So is the required input power! The input power is required in order to generate heat to initiate the reaction, and the output power is heat. In any case, it would be child's play to use a thermoelectric converter to efficiently generate electricity from the vast claimed heat output.
I hate to defend the guy when he's set off my fraud detector alarms so much, but thermoelectric converters are what, less than 10% efficient? That wouldn't allow the reaction to sustain itself.
He would need some kind of steam-driven turbine to achieve the efficiency needed to provide net power.
It doesn't seem unreasonable that his base product doesn't include more than just the basics for now.
> I hate to defend the guy when he's set off my fraud detector alarms so much, but thermoelectric converters are what, less than 10% efficient?
Wait -- the input power requirement is intended to run a heater, not provide electricity. And I should never have mentioned thermoelectric converters, that only complicates the discussion with no benefit.
Because the input power is needed to run a "immersion heater" according to the linked page, and because the output power is heat, this whole account quickly unravels.
> He would need some kind of steam-driven turbine to achieve the efficiency needed to provide net power.

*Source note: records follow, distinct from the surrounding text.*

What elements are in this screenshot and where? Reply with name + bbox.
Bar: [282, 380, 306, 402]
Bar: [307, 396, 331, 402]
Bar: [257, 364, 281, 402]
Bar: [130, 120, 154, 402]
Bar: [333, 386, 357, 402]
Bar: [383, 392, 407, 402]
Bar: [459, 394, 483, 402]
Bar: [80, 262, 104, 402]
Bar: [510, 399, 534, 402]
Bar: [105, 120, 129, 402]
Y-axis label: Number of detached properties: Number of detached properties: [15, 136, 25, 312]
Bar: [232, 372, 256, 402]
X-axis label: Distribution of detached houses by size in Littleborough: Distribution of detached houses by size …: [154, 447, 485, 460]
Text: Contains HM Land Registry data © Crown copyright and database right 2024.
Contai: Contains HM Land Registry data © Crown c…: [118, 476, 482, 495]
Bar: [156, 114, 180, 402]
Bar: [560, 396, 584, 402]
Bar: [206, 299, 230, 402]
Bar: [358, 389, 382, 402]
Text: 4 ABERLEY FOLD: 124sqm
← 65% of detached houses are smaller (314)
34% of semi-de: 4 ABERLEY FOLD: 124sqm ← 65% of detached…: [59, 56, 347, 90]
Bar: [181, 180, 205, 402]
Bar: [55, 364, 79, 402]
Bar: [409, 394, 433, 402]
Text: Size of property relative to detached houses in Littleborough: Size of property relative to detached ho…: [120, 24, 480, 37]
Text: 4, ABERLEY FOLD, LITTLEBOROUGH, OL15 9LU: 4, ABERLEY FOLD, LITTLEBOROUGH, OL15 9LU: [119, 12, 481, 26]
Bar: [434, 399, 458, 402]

No problem, there are plenty of those available. But the claims in the "fact sheet" are obviously false. If he really had a working unit that developed a megawatt using dozens of smaller units working in parallel, then why doesn't he just start one small unit with a tiny power kick, then use that unit to start four additional units, four to 16, ad infinitum, like a logical design. But Rossi hasn't bothered to think this deeply. The reason? He's not really going to build it. And the reason for that is it cannot be built.